Foto sem menção de autor
Em uma palestra proferida para
estudantes de cinema, Gilles Deleuze aponta nos personagens de Dostoiévski,
filmados por Akiro Kurosawa em O Idiota,
uma forma de agitação pela qual estão sempre vitimados pela urgência: “Tânia me
espera, é preciso que eu vá”, ou “É um incêndio, é preciso que eu vá” – mas
qualquer incidente ou encontro casual com alguém os leva a esquecer a pressa e
o chamado. Isso acontece porque, ao mesmo tempo em que são presas dessa
urgência, os personagens do autor russo “sabem que há uma questão ainda mais
urgente, embora não saibam qual”. Essa noção de que há um problema mais
profundo do que aquele da circunstância do momento paralisa os personagens e os
desperta para alguma coisa que, embora não definida, é ainda mais urgente. O
próprio Kurosawa tem em seus filmes essa marca dostoievskiana de criar
personagens inquietos, que se metem em situações incríveis, mas nunca perdem o
sentido dessa “coisa mais urgente” que está além de tudo e é a mais importante
de todas.
Isso configura uma atitude basicamente
filosófica diante da vida. Vamos dizer que os fatos do dia-a-dia são matéria de
informação, e essa “coisa mais urgente” seja matéria de contra-informação
efetiva, para usar as palavras de Deleuze, porque resiste aos fatos cotidianos
e corriqueiros, vai mais além da opinião e da ação imediata.
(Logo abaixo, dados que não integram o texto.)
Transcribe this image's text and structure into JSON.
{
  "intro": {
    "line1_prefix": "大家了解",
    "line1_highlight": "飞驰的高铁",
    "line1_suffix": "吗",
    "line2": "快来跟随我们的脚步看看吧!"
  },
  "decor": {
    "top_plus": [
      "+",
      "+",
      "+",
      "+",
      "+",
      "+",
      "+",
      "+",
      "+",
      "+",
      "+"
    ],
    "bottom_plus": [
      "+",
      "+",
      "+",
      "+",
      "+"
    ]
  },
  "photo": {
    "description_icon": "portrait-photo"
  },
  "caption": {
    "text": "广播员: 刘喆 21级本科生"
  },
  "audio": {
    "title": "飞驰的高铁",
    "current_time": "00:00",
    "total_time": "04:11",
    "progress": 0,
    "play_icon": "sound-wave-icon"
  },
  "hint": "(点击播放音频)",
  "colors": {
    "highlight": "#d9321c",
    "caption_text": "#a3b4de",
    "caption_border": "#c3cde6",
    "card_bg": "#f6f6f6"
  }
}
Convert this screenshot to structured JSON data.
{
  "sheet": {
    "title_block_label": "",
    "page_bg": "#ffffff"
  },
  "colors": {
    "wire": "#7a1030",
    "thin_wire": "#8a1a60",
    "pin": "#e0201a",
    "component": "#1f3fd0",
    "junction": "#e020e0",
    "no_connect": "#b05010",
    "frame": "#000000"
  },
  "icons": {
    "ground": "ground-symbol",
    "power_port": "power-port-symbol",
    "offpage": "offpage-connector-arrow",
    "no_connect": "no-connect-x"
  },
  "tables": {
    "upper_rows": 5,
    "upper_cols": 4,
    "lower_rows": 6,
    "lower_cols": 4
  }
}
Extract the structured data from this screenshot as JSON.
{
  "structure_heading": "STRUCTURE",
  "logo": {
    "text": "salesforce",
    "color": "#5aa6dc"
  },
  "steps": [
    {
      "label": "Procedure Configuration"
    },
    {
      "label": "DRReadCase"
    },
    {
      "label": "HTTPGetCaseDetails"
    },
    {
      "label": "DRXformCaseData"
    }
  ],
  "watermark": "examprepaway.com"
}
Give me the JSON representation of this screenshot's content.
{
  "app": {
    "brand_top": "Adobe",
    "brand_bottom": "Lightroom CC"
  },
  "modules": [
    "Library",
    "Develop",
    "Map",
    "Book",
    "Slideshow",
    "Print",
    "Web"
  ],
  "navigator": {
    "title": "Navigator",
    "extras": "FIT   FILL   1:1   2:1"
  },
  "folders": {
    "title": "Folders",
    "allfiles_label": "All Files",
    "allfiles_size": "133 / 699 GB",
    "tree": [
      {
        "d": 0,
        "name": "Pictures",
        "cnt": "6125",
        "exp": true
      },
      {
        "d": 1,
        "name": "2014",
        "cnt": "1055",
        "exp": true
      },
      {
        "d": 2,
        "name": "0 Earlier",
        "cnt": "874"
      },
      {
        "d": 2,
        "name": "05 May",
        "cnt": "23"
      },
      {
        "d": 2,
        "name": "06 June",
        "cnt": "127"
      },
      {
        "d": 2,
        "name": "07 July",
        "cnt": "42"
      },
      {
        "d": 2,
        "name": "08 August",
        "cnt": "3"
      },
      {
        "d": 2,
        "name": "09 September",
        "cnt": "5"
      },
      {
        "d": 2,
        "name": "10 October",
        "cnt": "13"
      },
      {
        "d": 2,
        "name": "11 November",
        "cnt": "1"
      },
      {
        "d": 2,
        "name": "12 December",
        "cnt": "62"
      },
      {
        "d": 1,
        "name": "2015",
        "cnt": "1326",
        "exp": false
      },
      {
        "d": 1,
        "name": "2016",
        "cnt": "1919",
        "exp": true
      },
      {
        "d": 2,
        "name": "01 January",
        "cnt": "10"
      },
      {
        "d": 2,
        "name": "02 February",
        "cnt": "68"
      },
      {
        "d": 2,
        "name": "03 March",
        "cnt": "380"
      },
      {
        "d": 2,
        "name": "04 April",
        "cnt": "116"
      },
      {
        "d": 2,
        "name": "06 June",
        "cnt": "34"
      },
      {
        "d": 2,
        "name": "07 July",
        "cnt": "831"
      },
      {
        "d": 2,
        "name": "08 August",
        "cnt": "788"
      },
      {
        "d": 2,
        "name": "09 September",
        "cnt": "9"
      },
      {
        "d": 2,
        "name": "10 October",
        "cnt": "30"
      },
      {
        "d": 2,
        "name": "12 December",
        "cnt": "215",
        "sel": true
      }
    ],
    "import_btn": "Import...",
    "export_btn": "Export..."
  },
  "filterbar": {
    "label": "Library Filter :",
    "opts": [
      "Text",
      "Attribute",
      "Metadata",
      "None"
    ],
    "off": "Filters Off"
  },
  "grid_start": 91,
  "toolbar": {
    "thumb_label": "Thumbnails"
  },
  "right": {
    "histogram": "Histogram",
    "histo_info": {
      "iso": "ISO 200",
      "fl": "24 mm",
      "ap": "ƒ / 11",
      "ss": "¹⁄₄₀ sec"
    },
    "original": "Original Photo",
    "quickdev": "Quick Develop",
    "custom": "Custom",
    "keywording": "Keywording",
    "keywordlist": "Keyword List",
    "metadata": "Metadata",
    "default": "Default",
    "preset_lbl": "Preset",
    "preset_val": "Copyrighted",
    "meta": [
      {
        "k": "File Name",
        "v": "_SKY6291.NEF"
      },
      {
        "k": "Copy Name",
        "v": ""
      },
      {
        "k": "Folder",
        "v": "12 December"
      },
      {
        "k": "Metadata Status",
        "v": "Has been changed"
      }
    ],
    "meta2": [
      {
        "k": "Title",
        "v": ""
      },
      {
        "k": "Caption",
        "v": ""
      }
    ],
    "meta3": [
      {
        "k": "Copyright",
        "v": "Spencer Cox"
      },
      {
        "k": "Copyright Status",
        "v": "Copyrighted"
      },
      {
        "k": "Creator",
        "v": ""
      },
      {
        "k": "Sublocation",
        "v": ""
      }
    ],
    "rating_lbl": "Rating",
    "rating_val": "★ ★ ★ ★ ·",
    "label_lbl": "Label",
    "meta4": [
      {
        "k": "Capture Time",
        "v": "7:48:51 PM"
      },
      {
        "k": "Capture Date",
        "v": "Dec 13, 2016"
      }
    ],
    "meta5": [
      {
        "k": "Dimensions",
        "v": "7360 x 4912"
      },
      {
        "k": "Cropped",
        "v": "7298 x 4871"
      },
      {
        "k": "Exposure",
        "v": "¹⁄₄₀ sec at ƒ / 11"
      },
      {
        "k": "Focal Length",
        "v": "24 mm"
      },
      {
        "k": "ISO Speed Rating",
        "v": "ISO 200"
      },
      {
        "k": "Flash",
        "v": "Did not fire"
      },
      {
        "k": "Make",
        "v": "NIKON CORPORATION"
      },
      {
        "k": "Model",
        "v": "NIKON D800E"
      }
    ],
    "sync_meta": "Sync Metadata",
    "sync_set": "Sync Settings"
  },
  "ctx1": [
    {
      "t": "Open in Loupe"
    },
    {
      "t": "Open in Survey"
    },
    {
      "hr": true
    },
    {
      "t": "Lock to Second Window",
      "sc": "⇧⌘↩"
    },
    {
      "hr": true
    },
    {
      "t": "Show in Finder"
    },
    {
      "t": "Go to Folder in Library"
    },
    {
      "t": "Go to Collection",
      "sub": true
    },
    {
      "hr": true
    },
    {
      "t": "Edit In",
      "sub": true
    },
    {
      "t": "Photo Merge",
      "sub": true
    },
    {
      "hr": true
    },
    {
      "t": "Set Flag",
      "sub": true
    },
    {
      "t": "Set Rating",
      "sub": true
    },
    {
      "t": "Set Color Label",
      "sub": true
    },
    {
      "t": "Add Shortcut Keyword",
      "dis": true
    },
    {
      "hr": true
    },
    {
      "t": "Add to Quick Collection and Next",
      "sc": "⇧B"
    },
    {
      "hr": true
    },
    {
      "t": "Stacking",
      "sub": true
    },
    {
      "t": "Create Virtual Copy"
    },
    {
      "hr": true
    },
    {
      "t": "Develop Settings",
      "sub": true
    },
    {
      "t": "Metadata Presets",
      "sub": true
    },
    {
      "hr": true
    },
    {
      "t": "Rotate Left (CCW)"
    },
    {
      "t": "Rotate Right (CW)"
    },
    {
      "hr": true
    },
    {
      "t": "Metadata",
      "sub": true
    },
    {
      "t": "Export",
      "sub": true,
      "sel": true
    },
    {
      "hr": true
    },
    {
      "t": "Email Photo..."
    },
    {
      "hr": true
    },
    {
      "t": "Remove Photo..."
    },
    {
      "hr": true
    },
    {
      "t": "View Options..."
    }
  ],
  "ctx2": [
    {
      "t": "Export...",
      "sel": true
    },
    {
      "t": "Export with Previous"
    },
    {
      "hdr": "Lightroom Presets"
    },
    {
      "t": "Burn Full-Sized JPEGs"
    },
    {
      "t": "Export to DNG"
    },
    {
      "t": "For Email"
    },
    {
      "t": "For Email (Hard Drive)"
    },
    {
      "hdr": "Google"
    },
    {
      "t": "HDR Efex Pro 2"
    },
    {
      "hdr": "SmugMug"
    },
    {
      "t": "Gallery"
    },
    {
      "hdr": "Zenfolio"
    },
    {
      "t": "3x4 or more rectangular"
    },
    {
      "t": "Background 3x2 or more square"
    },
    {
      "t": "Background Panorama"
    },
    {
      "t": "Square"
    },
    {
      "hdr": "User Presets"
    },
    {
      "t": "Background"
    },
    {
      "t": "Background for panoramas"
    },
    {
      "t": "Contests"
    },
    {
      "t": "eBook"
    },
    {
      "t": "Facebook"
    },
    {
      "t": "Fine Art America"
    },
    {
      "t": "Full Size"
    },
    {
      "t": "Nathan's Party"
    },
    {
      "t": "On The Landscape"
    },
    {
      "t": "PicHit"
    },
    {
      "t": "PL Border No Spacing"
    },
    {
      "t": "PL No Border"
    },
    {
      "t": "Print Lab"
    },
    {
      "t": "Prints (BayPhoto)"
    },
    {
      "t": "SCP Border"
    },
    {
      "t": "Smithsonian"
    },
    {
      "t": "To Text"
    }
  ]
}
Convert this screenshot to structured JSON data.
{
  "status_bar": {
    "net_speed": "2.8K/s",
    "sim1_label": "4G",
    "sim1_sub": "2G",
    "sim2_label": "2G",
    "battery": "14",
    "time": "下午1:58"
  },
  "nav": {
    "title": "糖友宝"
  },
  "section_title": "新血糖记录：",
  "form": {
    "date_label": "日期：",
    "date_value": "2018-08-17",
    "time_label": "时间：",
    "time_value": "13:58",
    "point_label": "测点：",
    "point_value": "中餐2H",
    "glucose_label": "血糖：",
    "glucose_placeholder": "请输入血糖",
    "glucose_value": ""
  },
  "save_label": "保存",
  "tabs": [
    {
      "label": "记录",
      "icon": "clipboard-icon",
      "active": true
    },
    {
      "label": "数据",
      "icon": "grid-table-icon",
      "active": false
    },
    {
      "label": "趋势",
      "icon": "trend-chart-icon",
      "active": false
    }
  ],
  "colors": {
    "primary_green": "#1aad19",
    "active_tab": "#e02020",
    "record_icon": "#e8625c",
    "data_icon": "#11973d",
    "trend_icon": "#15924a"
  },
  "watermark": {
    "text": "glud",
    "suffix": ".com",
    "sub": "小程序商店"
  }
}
A sociedade em seus mecanismos de
controle não está além do cotidiano; muito ao contrário, dobra-se sobre o
cotidiano para mantê-lo dentro de suas normas. O controle se exerce com
objetivos pragmáticos, para conseguir resultados concretos. Por isso Deleuze
define a arte como ato de resistência à sociedade de controle. Mas não é só
isso. Ele se reporta a um conceito de André Malraux: a arte é a única coisa que
resiste à morte. O exemplo que ele invoca é bem significativo: uma estatueta de
3 mil anos antes de Cristo ainda causa prazer por sua beleza, e no entanto
passaram-se milênios de civilizações e culturas diferentes.
Considerando que a morte é um controle da
vida, no sentido de uma limitação imposta, pode-se estender esse conceito até
mesmo a gestos e símbolos de resistência que, se não são necessariamente obras
ditas de arte, mantêm com elas uma afinidade de significação nos modos como se
originam e como afetam a sensibilidade humana. Mas existe sempre, em toda obra
de arte, um traço de resistência, de avanço em relação a sua época e de
perenidade, no sentido em que ela vale para outro tempo muito além, talvez para
sempre, o que é muito para se dizer. Por isso Paul Klee, o pintor, dizia que
toda obra de arte faz apelo a um povo que ainda não existe.
2 comentários:
Gosto de personagens inquietas. Talvez por isso sempre gostasse da densidade narrativa de Dostoievski e de Kurosawa, embora o primeiro seja mais "pesado".
Grande texto, Dade!
Beijo :)
Excelente texto, Dade. E a arte, sim, o Klee estava absolutamente certo: só ela resiste à morte.